The FCC appears likely to extend an emergency alerting deadline for cable systems and radio and TV stations to start using a newly released warning standard made public last week by FEMA (CD Oct 1 p12) after several delays of its own, commission and industry officials predicted. Under current FCC rules, broadcasters and cable operators must certify compliance with Common Alerting Protocol 180 days after the standard was released by the Federal Emergency Management Agency last Thursday. The regulator seems poised to delay that deadline, perhaps for several months and either for all who would be subject to CAP compliance or for those licensees who say they can’t meet the deadline, FCC and industry officials said.
Harbinger Capital Partners will sell a large chunk of its stake in Inmarsat and is no longer interested in acquiring the company, the private investment firm said Monday. Harbinger sought to buy in 2008 but pulled back after regulatory hurdles proved too high. The firm, which owns 28 percent of Inmarsat, didn’t give a reason for the sell-off. Harbinger’s LightSquared separately said it would accelerate plans to use Inmarsat spectrum for its wholesale terrestrial wireless network based on early demand.
The role managed services already play on broadband networks has gotten muddled in the net neutrality debate, panelists said Friday at a discussion hosted by the Information Technology and Innovation Forum. Speakers said competition is thriving but quality of service (QoS) issues will continue to get significant attention as the net neutrality debate continues in Congress and at the FCC.

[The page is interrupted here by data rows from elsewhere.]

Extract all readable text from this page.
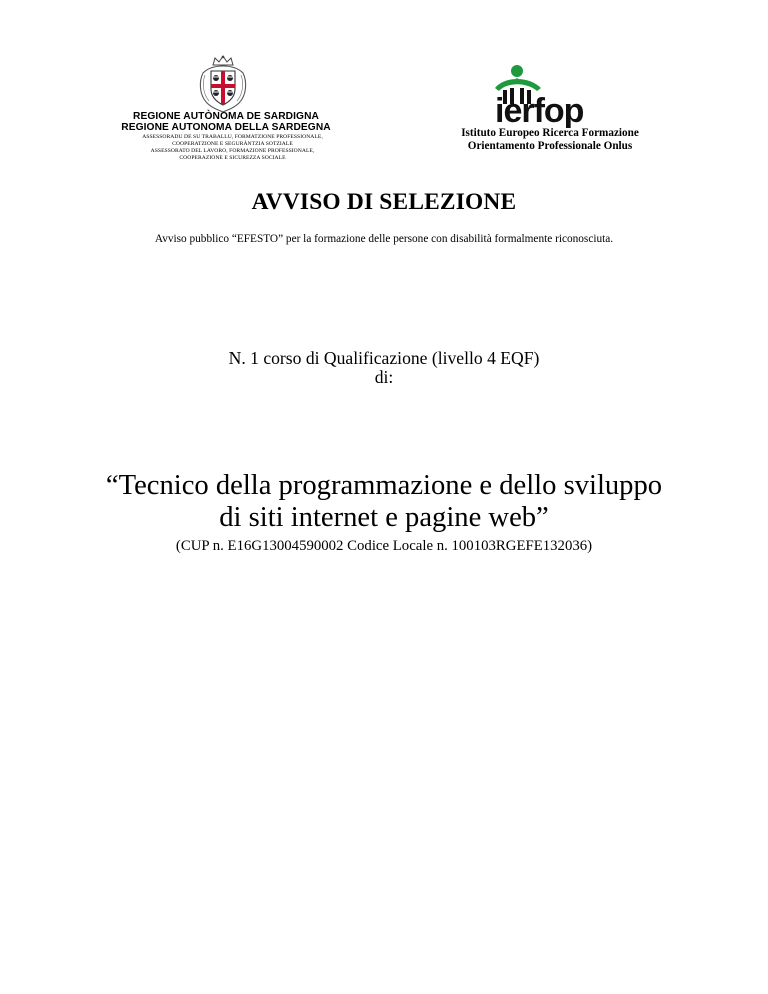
REGIONE AUTÒNOMA DE SARDIGNA
REGIONE AUTONOMA DELLA SARDEGNA
ASSESSORADU DE SU TRABALLU, FORMATZIONE PROFESSIONALE,
COOPERATZIONE E SEGURÀNTZIA SOTZIALE
ASSESSORATO DEL LAVORO, FORMAZIONE PROFESSIONALE,
COOPERAZIONE E SICUREZZA SOCIALE
ierfop
Istituto Europeo Ricerca Formazione
Orientamento Professionale Onlus
AVVISO DI SELEZIONE
Avviso pubblico “EFESTO” per la formazione delle persone con disabilità formalmente riconosciuta.
N. 1 corso di Qualificazione (livello 4 EQF)
di:
“Tecnico della programmazione e dello sviluppo
di siti internet e pagine web”
(CUP n. E16G13004590002 Codice Locale n. 100103RGEFE132036)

Dish Network subscribers lost access to a variety of regional sports networks (RSN) last week as the direct broadcast satellite operator failed to sign new contracts with Fox Sports and Madison Square Garden networks. It asked the FCC to step into the latter dispute and preserve its carriage of MSG’s networks while the agency considers its program access complaint. The programmers, meanwhile, are urging subscribers to switch providers. Dish’s contract to carry 19 Fox Sports RSNs, FX and the National Geographic Channel expired Sept. 30, and it’s advertising online and in print to call viewers to action. Fox is telling Dish subscribers they may also lose access to Fox-owned Fox and MyNetworkTV stations Nov. 1 if a new deal isn’t reached. Dish continues to negotiate with both Fox and MSG, a spokeswoman said.
They're new opportunities as smart grid technology pairs telcos with energy companies, but there are also emerging fault lines and energy companies might well become the next big players in telco lobbying, executives said. “Electric utilities are the sleeping giants here,” e-Copernicus principal and former Rural Utilities Service administrator Chris McLean said.
Standards bodies like 3GPP and carriers may have different interpretations of 4G, but they all consider things like spectrum efficiency and latency to be critical elements of the technology, experts said in interviews. Meanwhile, public safety has its own approach on 4G, public safety experts told us.